Looking at the production capacity of SMIC, the company’s 14nm process is currently producing the Kirin 710 processor of HiSilicon as the main product, with a monthly production of roughly 5K during 2Q20. Although Semiconductor Manufacturing South China Corporation, a subsidiary of SMIC, has been invested by 2nd phase of Big Fund and the 2nd phase of Shanghai Integrated Circuit Industry Fund with approximately US$2.25 billion, and announced that SMIC will increase the monthly production capacity to 35K, which is an additional 20K of production capacity compared to the initially planned 15K by the end of 2020, TrendForce believes that the yield rate for SMIC’s 14nm process has yet to be improved, thus it will be rigorous to replace TSMC for advanced processes below (including) 16nm with the current configuration of HiSilicon.

New rules constrain activities of the two major foundries and could start to impact Huawei’s production of end products after the 120-day grace period

If TSMC maintains its position of halting new orders from HiSilicon on account of not receiving approval from the US government, its wafer shipments to HiSilicon will terminate after the 120-day grace period. If such scenario does come to pass, TSMC could see a noticeable reduction in the capacity utilization rates of the advanced processes below (including) 16/12nm in 3Q20. Although the market anticipates that the strong demand related to the 5G and HPC applications from AMD, NVIDIA, and MediaTek will sustain TSMC’s 7nm production, TrendForce believes this is not enough to fully bridge the demand gap that TSMC could experience as a result of the new trade restrictions.

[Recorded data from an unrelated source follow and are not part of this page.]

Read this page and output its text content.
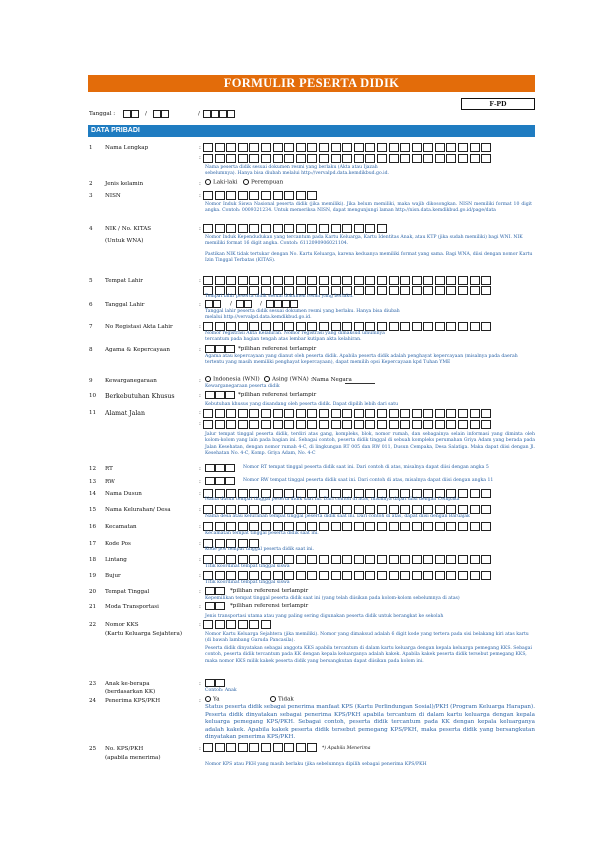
FORMULIR PESERTA DIDIK
F-PD
Tanggal :	/	/
DATA PRIBADI
1 Nama Lengkap	:
:
Nama peserta didik sesuai dokumen resmi yang berlaku (Akta atau Ijazah sebelumnya). Hanya bisa diubah melalui http://vervalpd.data.kemdikbud.go.id.
2 Jenis kelamin	:	Laki-laki	Perempuan
3 NISN	:
Nomor Induk Siswa Nasional peserta didik (jika memiliki). Jika belum memiliki, maka wajib dikosongkan. NISN memiliki format 10 digit angka. Contoh: 0009321234. Untuk memeriksa NISN, dapat mengunjungi laman http://nisn.data.kemdikbud.go.id/page/data
4 NIK / No. KITAS
(Untuk WNA)
:
Nomor Induk Kependudukan yang tercantum pada Kartu Keluarga, Kartu Identitas Anak, atau KTP (jika sudah memiliki) bagi WNI. NIK memiliki format 16 digit angka. Contoh: 6112090906021104.
Pastikan NIK tidak tertukar dengan No. Kartu Keluarga, karena keduanya memiliki format yang sama. Bagi WNA, diisi dengan nomor Kartu Izin Tinggal Terbatas (KITAS).
5 Tempat Lahir	:
Tempat lahir peserta didik sesuai dokumen resmi yang berlaku.
6 Tanggal Lahir	:	/	/
Tanggal lahir peserta didik sesuai dokumen resmi yang berlaku. Hanya bisa diubah melalui http://vervalpd.data.kemdikbud.go.id.
7 No Registasi Akta Lahir	:
Nomor registrasi Akta Kelahiran. Nomor registrasi yang dimaksud umumnya tercantum pada bagian tengah atas lembar kutipan akta kelahiran.
8 Agama & Kepercayaan	:	*pilihan referensi terlampir
Agama atau kepercayaan yang dianut oleh peserta didik. Apabila peserta didik adalah penghayat kepercayaan (misalnya pada daerah tertentu yang masih memiliki penghayat kepercayaan), dapat memilih opsi Kepercayaan kpd Tuhan YME
9 Kewarganegaraan	:	Indonesia (WNI)	Asing (WNA) : Nama Negara
Kewarganegaraan peserta didik
10 Berkebutuhan Khusus	:	*pilihan referensi terlampir
Kebutuhan khusus yang disandang oleh peserta didik. Dapat dipilih lebih dari satu
11 Alamat Jalan	:
:
Jalur tempat tinggal peserta didik, terdiri atas gang, kompleks, blok, nomor rumah, dan sebagainya selain informasi yang diminta oleh kolom-kolom yang lain pada bagian ini. Sebagai contoh, peserta didik tinggal di sebuah kompleks perumahan Griya Adam yang berada pada Jalan Kesehatan, dengan nomor rumah 4-C, di lingkungan RT 005 dan RW 011, Dusun Cempaka, Desa Salatiga. Maka dapat diisi dengan Jl. Kesehatan No. 4-C, Komp. Griya Adam, No. 4-C
12 RT	:	Nomor RT tempat tinggal peserta didik saat ini. Dari contoh di atas, misalnya dapat diisi dengan angka 5
13 RW	:	Nomor RW tempat tinggal peserta didik saat ini. Dari contoh di atas, misalnya dapat diisi dengan angka 11
14 Nama Dusun	:
Nama dusun tempat tinggal peserta didik saat ini. Dari contoh di atas, misalnya dapat diisi dengan Cempaka
15 Nama Kelurahan/ Desa	:
Nama desa atau kelurahan tempat tinggal peserta didik saat ini. Dari contoh di atas, dapat diisi dengan Baruajak
16 Kecamatan	:
Kecamatan tempat tinggal peserta didik saat ini.
17 Kode Pos	:
Kode pos tempat tinggal peserta didik saat ini.
18 Lintang	:
Titik koordinat tempat tinggal siswa
19 Bujur	:
Titik koordinat tempat tinggal siswa
20 Tempat Tinggal	:	*pilihan referensi terlampir
Kepemilikan tempat tinggal peserta didik saat ini (yang telah diisikan pada kolom-kolom sebelumnya di atas)
21 Moda Transportasi	:	*pilihan referensi terlampir
Jenis transportasi utama atau yang paling sering digunakan peserta didik untuk berangkat ke sekolah
22 Nomor KKS
(Kartu Keluarga Sejahtera)
:
Nomor Kartu Keluarga Sejahtera (jika memiliki). Nomor yang dimaksud adalah 6 digit kode yang tertera pada sisi belakang kiri atas kartu (di bawah lambang Garuda Pancasila).
Peserta didik dinyatakan sebagai anggota KKS apabila tercantum di dalam kartu keluarga dengan kepala keluarga pemegang KKS. Sebagai contoh, peserta didik tercantum pada KK dengan kepala keluarganya adalah kakek. Apabila kakek peserta didik tersebut pemegang KKS, maka nomor KKS milik kakek peserta didik yang bersangkutan dapat diisikan pada kolom ini.
23 Anak ke-berapa
(berdasarkan KK)
:
Contoh: Anak
24 Penerima KPS/PKH	:	Ya	Tidak
Status peserta didik sebagai penerima manfaat KPS (Kartu Perlindungan Sosial)/PKH (Program Keluarga Harapan). Peserta didik dinyatakan sebagai penerima KPS/PKH apabila tercantum di dalam kartu keluarga dengan kepala keluarga pemegang KPS/PKH. Sebagai contoh, peserta didik tercantum pada KK dengan kepala keluarganya adalah kakek. Apabila kakek peserta didik tersebut pemegang KPS/PKH, maka peserta didik yang bersangkutan dinyatakan penerima KPS/PKH.
25 No. KPS/PKH
(apabila menerima)
:	*) Apabila Menerima
Nomor KPS atau PKH yang masih berlaku (jika sebelumnya dipilih sebagai penerima KPS/PKH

Taken altogether, the prohibition of using American-made hardware and software for the manufacturing of chips designed by HiSilicon (Huawei) without a special license will have a significant impact on TSMC’s operations in the short term. Moreover, the latest amendments to the Entity List prohibitions do not explicitly target TSMC but instead apply to all semiconductor manufacturers that use equipment and tools provided by American firms. Even China’s domestic foundry SMIC is now restricted from shipping products to HiSilicon (Huawei) under the new rules. As for Huawei, its inventory is sufficient to maintain production of whole devices in the short term. However, the inability to place chip orders at its two major partnering foundries TSMC and SMIC will eventually affect device production in the medium to long term.